# Fiberglass repair Work



## danthemanx07 (Oct 7, 2007)

Hey guys, I have been on boats my whole life (Dad= USCG Capt. still going strong), but am looking for MY first boat. I am partial to catamarans since we owned a 26 Twin Vee, and it was a great ride. I found a 1996 21' Sea Cat SL1 for sale, bare hull and trailer, but it needs repairs.



I was wanting to know if anyone experienced in fiberglass/boat repair could maybe give me an idea of what kinda costs I am looking at to get this thing fixed.












obvious transom damage














if you look closely on the left side of the hull, there is a crack near front of rod holders














I assume this is associated with above pic

























The owner said the he bought the boat in this condition, and it has been sitting since 2004. Damage is from boat coming off trailer, one engine is completely shot (broke lower in half), the other is salvageable, but the 85hp Suzuki's, which I don't really want to fool with. I really cant say much more than the pics since the boat is about 10 hours away.
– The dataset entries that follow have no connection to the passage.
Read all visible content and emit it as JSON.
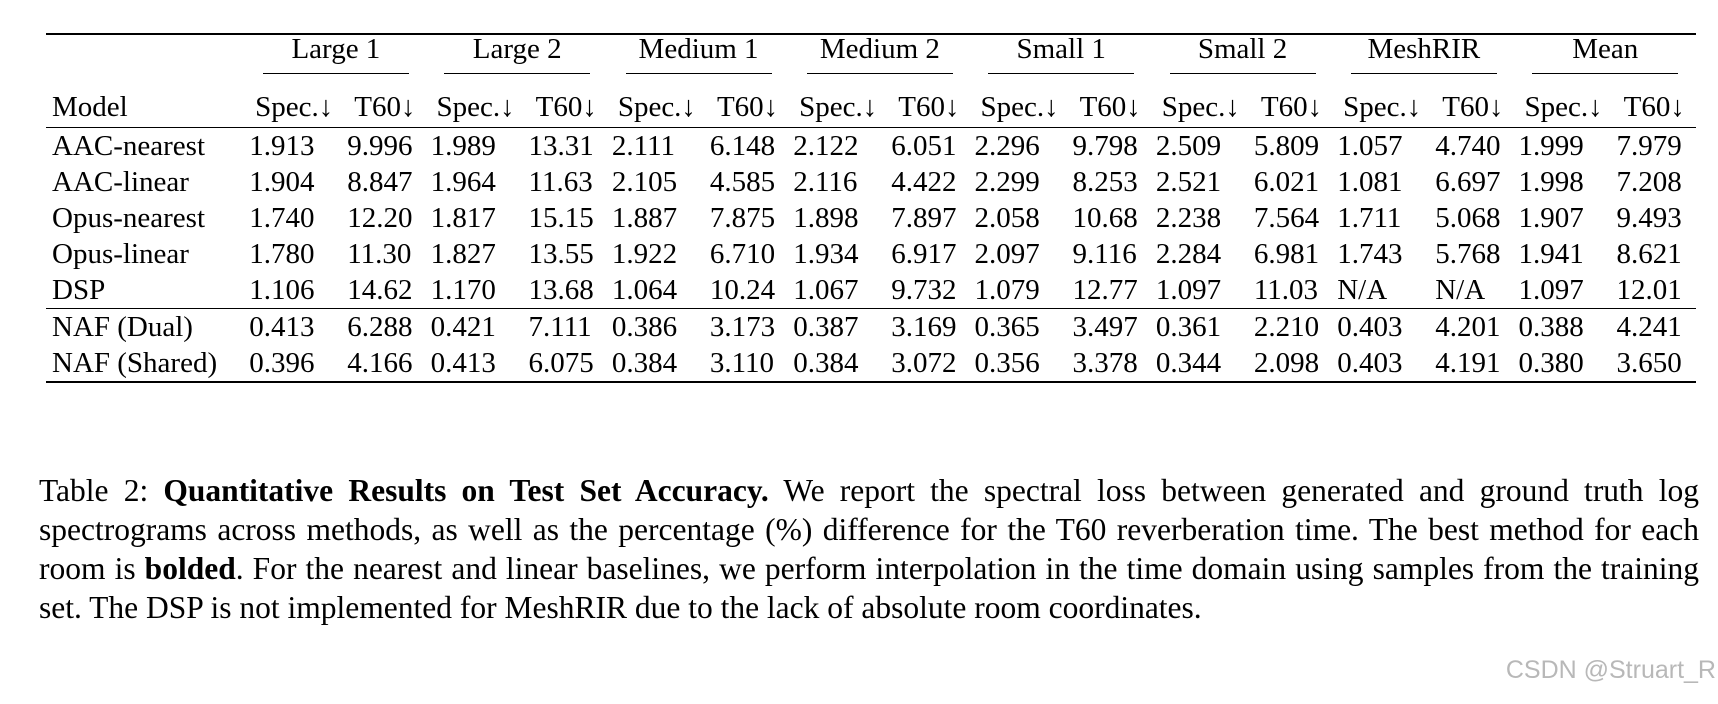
{
  "table": {
    "model_header": "Model",
    "groups": [
      "Large 1",
      "Large 2",
      "Medium 1",
      "Medium 2",
      "Small 1",
      "Small 2",
      "MeshRIR",
      "Mean"
    ],
    "sub_headers": [
      "Spec.↓",
      "T60↓"
    ],
    "baselines": [
      {
        "model": "AAC-nearest",
        "values": [
          "1.913",
          "9.996",
          "1.989",
          "13.31",
          "2.111",
          "6.148",
          "2.122",
          "6.051",
          "2.296",
          "9.798",
          "2.509",
          "5.809",
          "1.057",
          "4.740",
          "1.999",
          "7.979"
        ]
      },
      {
        "model": "AAC-linear",
        "values": [
          "1.904",
          "8.847",
          "1.964",
          "11.63",
          "2.105",
          "4.585",
          "2.116",
          "4.422",
          "2.299",
          "8.253",
          "2.521",
          "6.021",
          "1.081",
          "6.697",
          "1.998",
          "7.208"
        ]
      },
      {
        "model": "Opus-nearest",
        "values": [
          "1.740",
          "12.20",
          "1.817",
          "15.15",
          "1.887",
          "7.875",
          "1.898",
          "7.897",
          "2.058",
          "10.68",
          "2.238",
          "7.564",
          "1.711",
          "5.068",
          "1.907",
          "9.493"
        ]
      },
      {
        "model": "Opus-linear",
        "values": [
          "1.780",
          "11.30",
          "1.827",
          "13.55",
          "1.922",
          "6.710",
          "1.934",
          "6.917",
          "2.097",
          "9.116",
          "2.284",
          "6.981",
          "1.743",
          "5.768",
          "1.941",
          "8.621"
        ]
      },
      {
        "model": "DSP",
        "values": [
          "1.106",
          "14.62",
          "1.170",
          "13.68",
          "1.064",
          "10.24",
          "1.067",
          "9.732",
          "1.079",
          "12.77",
          "1.097",
          "11.03",
          "N/A",
          "N/A",
          "1.097",
          "12.01"
        ]
      }
    ],
    "naf": [
      {
        "model": "NAF (Dual)",
        "values": [
          "0.413",
          "6.288",
          "0.421",
          "7.111",
          "0.386",
          "3.173",
          "0.387",
          "3.169",
          "0.365",
          "3.497",
          "0.361",
          "2.210",
          "0.403",
          "4.201",
          "0.388",
          "4.241"
        ],
        "bold": [
          12
        ]
      },
      {
        "model": "NAF (Shared)",
        "values": [
          "0.396",
          "4.166",
          "0.413",
          "6.075",
          "0.384",
          "3.110",
          "0.384",
          "3.072",
          "0.356",
          "3.378",
          "0.344",
          "2.098",
          "0.403",
          "4.191",
          "0.380",
          "3.650"
        ],
        "bold": [
          0,
          1,
          2,
          3,
          4,
          5,
          6,
          7,
          8,
          9,
          10,
          11,
          12,
          13,
          14,
          15
        ]
      }
    ]
  },
  "caption": {
    "label": "Table 2:",
    "title": "Quantitative Results on Test Set Accuracy.",
    "text1": " We report the spectral loss between generated and ground truth log spectrograms across methods, as well as the percentage (%) difference for the T60 reverberation time. The best method for each room is ",
    "bold_word": "bolded",
    "text2": ". For the nearest and linear baselines, we perform interpolation in the time domain using samples from the training set. The DSP is not implemented for MeshRIR due to the lack of absolute room coordinates."
  },
  "watermark": "CSDN @Struart_R"
}
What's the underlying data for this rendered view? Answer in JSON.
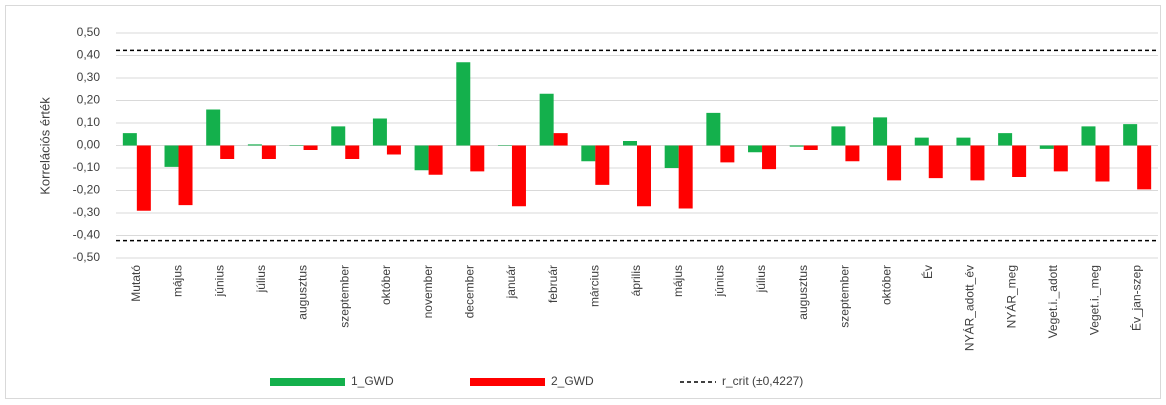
{
  "chart_data": {
    "type": "bar",
    "y_label": "Korrelációs érték",
    "categories": [
      "Mutató",
      "május",
      "június",
      "július",
      "augusztus",
      "szeptember",
      "október",
      "november",
      "december",
      "január",
      "február",
      "március",
      "április",
      "május",
      "június",
      "július",
      "augusztus",
      "szeptember",
      "október",
      "Év",
      "NYÁR_adott_év",
      "NYÁR_meg",
      "Veget.i._adott",
      "Veget.i._meg",
      "Év_jan-szep"
    ],
    "series": [
      {
        "name": "1_GWD",
        "color": "#14b04c",
        "values": [
          0.055,
          -0.095,
          0.16,
          0.005,
          0,
          0.085,
          0.12,
          -0.11,
          0.37,
          0,
          0.23,
          -0.07,
          0.02,
          -0.1,
          0.145,
          -0.03,
          -0.005,
          0.085,
          0.125,
          0.035,
          0.035,
          0.055,
          -0.015,
          0.085,
          0.095
        ]
      },
      {
        "name": "2_GWD",
        "color": "#ff0000",
        "values": [
          -0.29,
          -0.265,
          -0.06,
          -0.06,
          -0.02,
          -0.06,
          -0.04,
          -0.13,
          -0.115,
          -0.27,
          0.055,
          -0.175,
          -0.27,
          -0.28,
          -0.075,
          -0.105,
          -0.02,
          -0.07,
          -0.155,
          -0.145,
          -0.155,
          -0.14,
          -0.115,
          -0.16,
          -0.195
        ]
      }
    ],
    "reference": {
      "name": "r_crit (±0,4227)",
      "color": "#000000",
      "values": [
        0.4227,
        -0.4227
      ]
    },
    "ylim": [
      -0.5,
      0.5
    ],
    "yticks": [
      {
        "value": -0.5,
        "label": "-0,50"
      },
      {
        "value": -0.4,
        "label": "-0,40"
      },
      {
        "value": -0.3,
        "label": "-0,30"
      },
      {
        "value": -0.2,
        "label": "-0,20"
      },
      {
        "value": -0.1,
        "label": "-0,10"
      },
      {
        "value": 0,
        "label": "0,00"
      },
      {
        "value": 0.1,
        "label": "0,10"
      },
      {
        "value": 0.2,
        "label": "0,20"
      },
      {
        "value": 0.3,
        "label": "0,30"
      },
      {
        "value": 0.4,
        "label": "0,40"
      },
      {
        "value": 0.5,
        "label": "0,50"
      }
    ],
    "grid": true
  }
}
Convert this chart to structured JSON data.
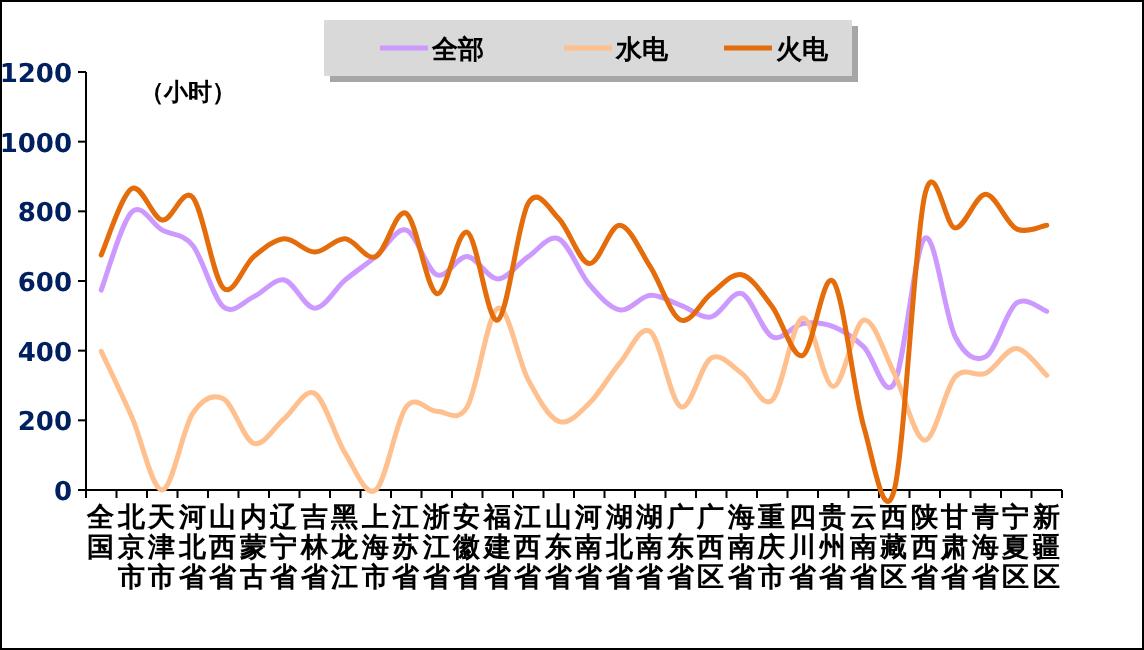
{
  "chart_data": {
    "type": "line",
    "annotations": [
      "（小时）"
    ],
    "categories": [
      "全国",
      "北京市",
      "天津市",
      "河北省",
      "山西省",
      "内蒙古",
      "辽宁省",
      "吉林省",
      "黑龙江",
      "上海市",
      "江苏省",
      "浙江省",
      "安徽省",
      "福建省",
      "江西省",
      "山东省",
      "河南省",
      "湖北省",
      "湖南省",
      "广东省",
      "广西区",
      "海南省",
      "重庆市",
      "四川省",
      "贵州省",
      "云南省",
      "西藏区",
      "陕西省",
      "甘肃省",
      "青海省",
      "宁夏区",
      "新疆区"
    ],
    "ylim": [
      0,
      1200
    ],
    "yticks": [
      0,
      200,
      400,
      600,
      800,
      1000,
      1200
    ],
    "legend": "top",
    "marker": "none",
    "series": [
      {
        "name": "全部",
        "color": "#cc99ff",
        "values": [
          574,
          798,
          746,
          702,
          526,
          555,
          603,
          522,
          603,
          670,
          746,
          618,
          670,
          606,
          670,
          721,
          590,
          517,
          559,
          530,
          497,
          564,
          440,
          478,
          469,
          411,
          306,
          723,
          440,
          383,
          536,
          513
        ]
      },
      {
        "name": "水电",
        "color": "#ffc08f",
        "values": [
          398,
          210,
          0,
          220,
          262,
          134,
          205,
          277,
          105,
          0,
          239,
          226,
          239,
          522,
          316,
          197,
          249,
          364,
          455,
          239,
          379,
          335,
          258,
          494,
          297,
          488,
          335,
          143,
          325,
          335,
          406,
          329
        ]
      },
      {
        "name": "火电",
        "color": "#e46c0a",
        "values": [
          675,
          865,
          775,
          840,
          580,
          670,
          721,
          683,
          721,
          670,
          794,
          564,
          740,
          488,
          823,
          779,
          650,
          760,
          641,
          488,
          564,
          618,
          526,
          386,
          599,
          182,
          0,
          846,
          752,
          849,
          750,
          760
        ]
      }
    ]
  }
}
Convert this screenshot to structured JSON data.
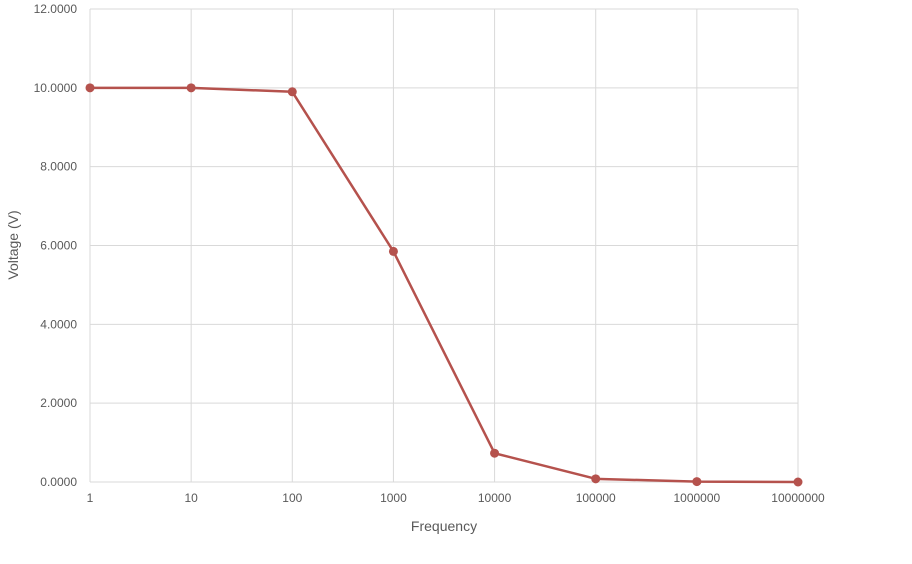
{
  "chart_data": {
    "type": "line",
    "title": "",
    "xlabel": "Frequency",
    "ylabel": "Voltage (V)",
    "categories": [
      "1",
      "10",
      "100",
      "1000",
      "10000",
      "100000",
      "1000000",
      "10000000"
    ],
    "series": [
      {
        "values": [
          10.0,
          10.0,
          9.9,
          5.85,
          0.73,
          0.08,
          0.01,
          0.0
        ],
        "color": "#b5524d"
      }
    ],
    "ylim": [
      0,
      12
    ],
    "yticks": [
      "0.0000",
      "2.0000",
      "4.0000",
      "6.0000",
      "8.0000",
      "10.0000",
      "12.0000"
    ],
    "grid": true,
    "legend": "none"
  }
}
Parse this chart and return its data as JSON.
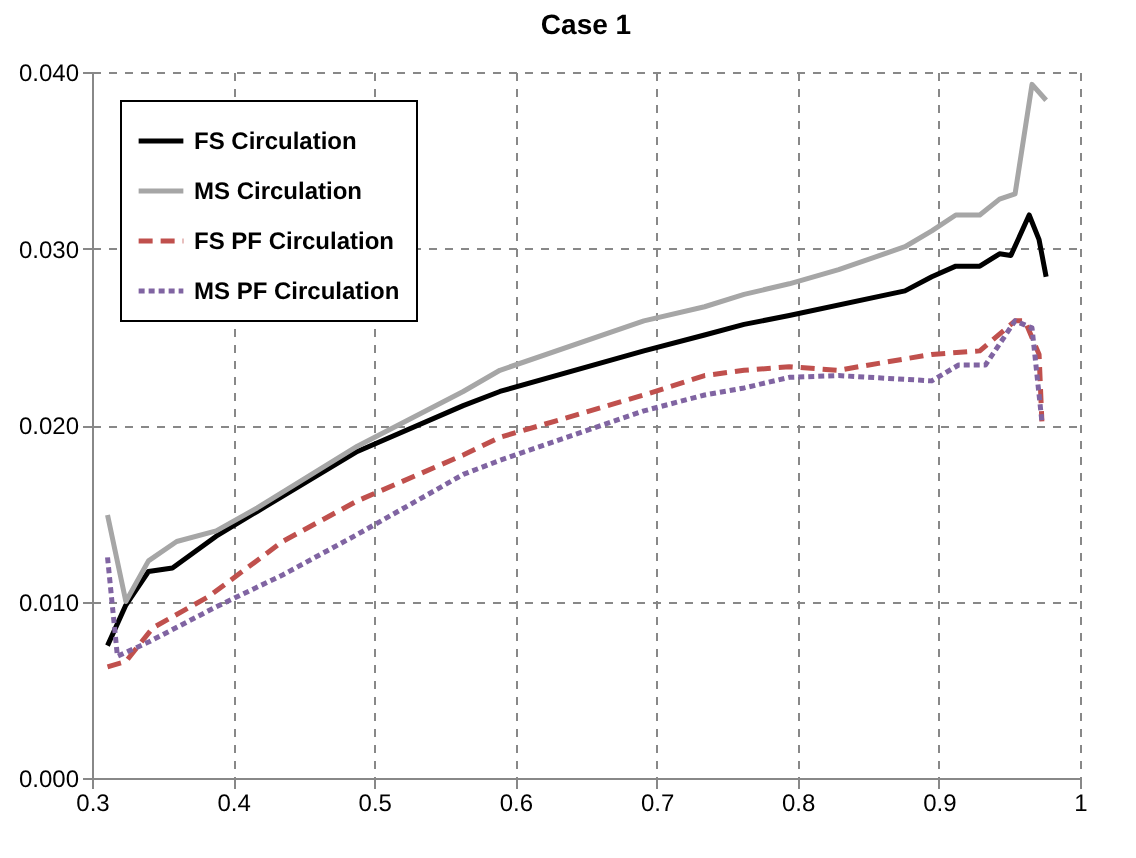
{
  "chart_data": {
    "type": "line",
    "title": "Case 1",
    "xlim": [
      0.3,
      1
    ],
    "ylim": [
      0,
      0.04
    ],
    "xticks": [
      0.3,
      0.4,
      0.5,
      0.6,
      0.7,
      0.8,
      0.9,
      1
    ],
    "yticks": [
      {
        "value": 0,
        "label": "0.000"
      },
      {
        "value": 0.01,
        "label": "0.010"
      },
      {
        "value": 0.02,
        "label": "0.020"
      },
      {
        "value": 0.03,
        "label": "0.030"
      },
      {
        "value": 0.04,
        "label": "0.040"
      }
    ],
    "grid": true,
    "legend": "top left",
    "marker": "none",
    "series": [
      {
        "name": "FS Circulation",
        "color": "#000000",
        "line_style": "solid",
        "x": [
          0.311,
          0.324,
          0.34,
          0.357,
          0.388,
          0.417,
          0.488,
          0.563,
          0.589,
          0.691,
          0.734,
          0.762,
          0.794,
          0.876,
          0.895,
          0.912,
          0.929,
          0.943,
          0.951,
          0.964,
          0.971,
          0.976
        ],
        "values": [
          0.0075,
          0.0098,
          0.0117,
          0.0119,
          0.0137,
          0.0151,
          0.0185,
          0.0211,
          0.0219,
          0.0242,
          0.0251,
          0.0257,
          0.0262,
          0.0276,
          0.0284,
          0.029,
          0.029,
          0.0297,
          0.0296,
          0.0319,
          0.0305,
          0.0284
        ]
      },
      {
        "name": "MS Circulation",
        "color": "#a6a6a6",
        "line_style": "solid",
        "x": [
          0.311,
          0.324,
          0.34,
          0.36,
          0.388,
          0.417,
          0.488,
          0.563,
          0.589,
          0.691,
          0.734,
          0.762,
          0.794,
          0.829,
          0.876,
          0.895,
          0.912,
          0.929,
          0.943,
          0.954,
          0.966,
          0.976
        ],
        "values": [
          0.0149,
          0.01,
          0.0123,
          0.0134,
          0.014,
          0.0153,
          0.0188,
          0.0219,
          0.0231,
          0.0259,
          0.0267,
          0.0274,
          0.028,
          0.0288,
          0.0301,
          0.031,
          0.0319,
          0.0319,
          0.0328,
          0.0331,
          0.0393,
          0.0384
        ]
      },
      {
        "name": "FS PF Circulation",
        "color": "#c0504d",
        "line_style": "dashed",
        "x": [
          0.311,
          0.324,
          0.343,
          0.383,
          0.435,
          0.488,
          0.563,
          0.589,
          0.691,
          0.734,
          0.762,
          0.794,
          0.829,
          0.843,
          0.895,
          0.929,
          0.954,
          0.961,
          0.971,
          0.973
        ],
        "values": [
          0.0063,
          0.0066,
          0.0085,
          0.0103,
          0.0134,
          0.0157,
          0.0183,
          0.0193,
          0.0217,
          0.0228,
          0.0231,
          0.0233,
          0.0231,
          0.0233,
          0.024,
          0.0242,
          0.0259,
          0.0259,
          0.024,
          0.0202
        ]
      },
      {
        "name": "MS PF Circulation",
        "color": "#8064a2",
        "line_style": "dotted",
        "x": [
          0.311,
          0.318,
          0.34,
          0.388,
          0.435,
          0.488,
          0.563,
          0.589,
          0.691,
          0.734,
          0.762,
          0.794,
          0.829,
          0.895,
          0.914,
          0.933,
          0.954,
          0.966,
          0.973
        ],
        "values": [
          0.0125,
          0.0069,
          0.0077,
          0.0097,
          0.0115,
          0.0138,
          0.0172,
          0.018,
          0.0208,
          0.0217,
          0.0221,
          0.0227,
          0.0228,
          0.0225,
          0.0234,
          0.0234,
          0.0259,
          0.0255,
          0.0202
        ]
      }
    ]
  }
}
Thanks for the help guys. Love this board, keeps me busy at work 



Daniel


----------



## Kajun (Oct 4, 2007)

oh man.. keep looking...that boat need so much work that by the time you would complete it...you would of spent more time and money that you could of bought a boat that needed NO work and you would of been fishing for months instead of sanding fiberglass....


----------



## 60hertz (Oct 1, 2007)

This boat would make a great reef.


----------



## jimmy-buff-it (Oct 10, 2007)

The man for the job is Big Mikes Fiberglass Repair, he's in pace.. Doesgreat work call me if you want his number 850-982-0142......


----------



## fishnfool (Oct 2, 2007)

Marshall Steward would LOVE to do one of those. As soon as he's done with Mark's boat he may have room for it too. Give him a shout at 626-6607 in Milton.


----------



## H2OMARK (Oct 2, 2007)

Bill is right, Mr. Steward does great work at a more than fair price. Good fella to work with as well. He should be finishing mine up this spring and will be ready to start on yours!!!


----------



## emeraldcozy (Oct 3, 2007)

I second that. Marshall has done a repair on my boat as well. Excellent work for a ery reasonable price.:bowdown


----------



## sosmarine (Sep 28, 2007)

Call Fayne Limbo. This is right up his alley. 850-723-2473. He is up Hwy 87 about half way between Navarre and Hwy 90. www.limboboat.com


----------



## Getsome (Sep 28, 2007)

I will second Fayne Limbo, he rebuilt my transom at half the price that Big Mike wanted. He did a great job. SOS refered me to him as well.


----------



## welldoya (Oct 5, 2007)

Do these guys have shops or just do it in their backyard ?

I've got a small crack I need to get fixed but I don't want it done bad enough to justify a lot of overhead built into the price.


----------



## H2OMARK (Oct 2, 2007)

Mr. Steward works at his house in Milton


----------



## sosmarine (Sep 28, 2007)

Fayne Limbo actually builds custom boats, so he has a shop. Check out the web site. www.limboboat.com


----------



## Mikvi (Mar 11, 2008)

That's an easy fix! Just unscrew the rodholder and screw a new boat onto it. Job done


----------



## Xanadu (Oct 1, 2007)

> *Mikvi (4/6/2008)*That's an easy fix! Just unscrew the rodholder and screw a new boat onto it. Job done




Yep. Unless you're looking for a long term hobby and the guy is going to pay you 5k to take it, then run.


----------



## pappastratos (Oct 9, 2007)

For some reason, I can not see the pic,,,fiberglass work is expensive,,,


----------



## danthemanx07 (Oct 7, 2007)

Well thanks for the input guys, I guess my intrigue in this hull was that a good hull of this particular make and model, even with older engines, runs between 17k-22k. I sounds like the common opinion would be to steer clear though. Projects always seem to be cheaper than they really are :boo, so I will keep looking. 



Thanks for the insight guys.


----------